A CDC panel met yesterday to consider recommendations for the new boosters. I had anticipated that they would only suggest it for folks who are 65+, immunocompromised or with other health problems. But in a surprise (for me) move, they went with the broadest recommendation.

As Katelyn Jetelina points out, that’s good news on several fronts. Obviously, it should lead to more vaccinations and hopefully therefore more lives saved. In particular, it should lead to increased uptake among vulnerable populations. The broad recommendation also means insurance companies have to cover shots for everyone. And it promotes equity for people without a physician.

What does this mean for us?

I’m partial to the “everyone get boosted” side of things. That won’t come as a surprise, but hear me out. For one thing, although experts predict that we’ll have relatively normal flu and RSV seasons, there is still a possibility of a “tripledemic.”

And there are some good reasons to encourage widespread vaccination specifically in faith communities:

  1. Faith communities tend to skew older. I’m not saying everyone who goes to church is over 65, but a fair number are. That makes it important to protect vulnerable members of the community. I’d like to think that’s a priority for Christians and other people of faith. And while those folks tend to be the most vaccinated around, every little bit helps.
  2. Worship services and other events draw significant numbers of people together. An hour or two in church on Sunday morning isn’t like being crammed into a plane, or being at school five days a week. But it is still a risk. The more people we bring together, the more it’s in everyone’s self-interest to make sure everyone else gets boosted.
  3. Widespread vaccination minimizes disruption in the life of the community. Don’t want to sing “Silent Night” through a mask this Christmas? Encourage all of the church friends to get vaccinated and boosted. “The best way to move on is just to get your COVID shot and know that’s going to provide a good amount of protection.” That’s according to former White House COVID-19 Coordinator Ashish Jha.

The Wisconsin situation

The data are mixed on how much of a concern COVID should be in the Badger state this fall and winter.

Let’s take the good news first. Total hospitalizations for COVID are below 10.0 per 100k residents everywhere in the state. ICU admissions have been essentially flat since June. At least for now, our region is at the low end of the scale for positive test results. And according to the Centers for Medicare and Medicaid Services, the Wisconsin health care system is actually doing pretty well.
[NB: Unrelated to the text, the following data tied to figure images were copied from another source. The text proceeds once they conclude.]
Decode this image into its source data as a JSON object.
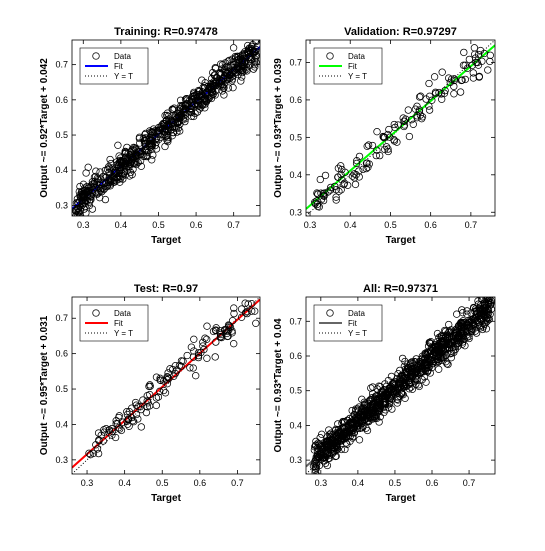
{
  "figure": {
    "background": "#ffffff"
  },
  "chart_data": [
    {
      "id": "training",
      "type": "scatter",
      "title": "Training: R=0.97478",
      "xlabel": "Target",
      "ylabel": "Output ~= 0.92*Target + 0.042",
      "xlim": [
        0.27,
        0.77
      ],
      "ylim": [
        0.27,
        0.77
      ],
      "xticks": [
        "0.3",
        "0.4",
        "0.5",
        "0.6",
        "0.7"
      ],
      "yticks": [
        "0.3",
        "0.4",
        "0.5",
        "0.6",
        "0.7"
      ],
      "fit": {
        "slope": 0.92,
        "intercept": 0.042,
        "color": "#0000ff"
      },
      "legend": {
        "position": "top-left",
        "entries": [
          "Data",
          "Fit",
          "Y = T"
        ]
      },
      "scatter": {
        "n": 700,
        "x_min": 0.28,
        "x_max": 0.76,
        "noise_sd": 0.022,
        "seed": 11
      }
    },
    {
      "id": "validation",
      "type": "scatter",
      "title": "Validation: R=0.97297",
      "xlabel": "Target",
      "ylabel": "Output ~= 0.93*Target + 0.039",
      "xlim": [
        0.29,
        0.76
      ],
      "ylim": [
        0.29,
        0.76
      ],
      "xticks": [
        "0.3",
        "0.4",
        "0.5",
        "0.6",
        "0.7"
      ],
      "yticks": [
        "0.3",
        "0.4",
        "0.5",
        "0.6",
        "0.7"
      ],
      "fit": {
        "slope": 0.93,
        "intercept": 0.039,
        "color": "#00ff00"
      },
      "legend": {
        "position": "top-left",
        "entries": [
          "Data",
          "Fit",
          "Y = T"
        ]
      },
      "scatter": {
        "n": 150,
        "x_min": 0.3,
        "x_max": 0.75,
        "noise_sd": 0.022,
        "seed": 23
      }
    },
    {
      "id": "test",
      "type": "scatter",
      "title": "Test: R=0.97",
      "xlabel": "Target",
      "ylabel": "Output ~= 0.95*Target + 0.031",
      "xlim": [
        0.26,
        0.76
      ],
      "ylim": [
        0.26,
        0.76
      ],
      "xticks": [
        "0.3",
        "0.4",
        "0.5",
        "0.6",
        "0.7"
      ],
      "yticks": [
        "0.3",
        "0.4",
        "0.5",
        "0.6",
        "0.7"
      ],
      "fit": {
        "slope": 0.95,
        "intercept": 0.031,
        "color": "#ff0000"
      },
      "legend": {
        "position": "top-left",
        "entries": [
          "Data",
          "Fit",
          "Y = T"
        ]
      },
      "scatter": {
        "n": 150,
        "x_min": 0.3,
        "x_max": 0.75,
        "noise_sd": 0.024,
        "seed": 37
      }
    },
    {
      "id": "all",
      "type": "scatter",
      "title": "All: R=0.97371",
      "xlabel": "Target",
      "ylabel": "Output ~= 0.93*Target + 0.04",
      "xlim": [
        0.26,
        0.77
      ],
      "ylim": [
        0.26,
        0.77
      ],
      "xticks": [
        "0.3",
        "0.4",
        "0.5",
        "0.6",
        "0.7"
      ],
      "yticks": [
        "0.3",
        "0.4",
        "0.5",
        "0.6",
        "0.7"
      ],
      "fit": {
        "slope": 0.93,
        "intercept": 0.04,
        "color": "#666666"
      },
      "legend": {
        "position": "top-left",
        "entries": [
          "Data",
          "Fit",
          "Y = T"
        ]
      },
      "scatter": {
        "n": 1000,
        "x_min": 0.28,
        "x_max": 0.76,
        "noise_sd": 0.022,
        "seed": 53
      }
    }
  ]
}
The bad news is less straight-up “bad” than “not great.” While hospitalizations are low across the state, that’s not evenly distributed. They’re going up in some places, down in some places, and staying steady in some. Wisconsin has a relatively high rate of booster uptake compared to other states. But in most counties, it’s still less than 25%. To make matters worse, adult vaccinations are higher, but there’s a steep dropoff for kids. Meanwhile, COVID detection in wastewater is increasing. Nearly 8 in 10 plants showing high or very high levels.

Overall, I’d put Wisconsin somewhere between “reason for cautious optimism” and “don’t sleep on COVID.” Things look good for the moment, but they’re probably going to get worse, but we don’t know by how much. Not a lot, let’s hope. But as it happens, we have a safe and effective way to improve those odds. Think about getting a COVID booster this fall or winter, flu or RSV too.

  • The Family Health Center of Marshfield is taking a community-based approach to substance abuse. This part stood out to me: “[M]any local problems stem from methamphetamines and alcohol, Stankowski noted. ‘There’s this huge culture of alcohol in Wisconsin.  It just kills so much slower.'”
  • church-based respite program for adults is coming to Wisconsin. There are some costs for training and participation, but it looks like a really wonderful idea.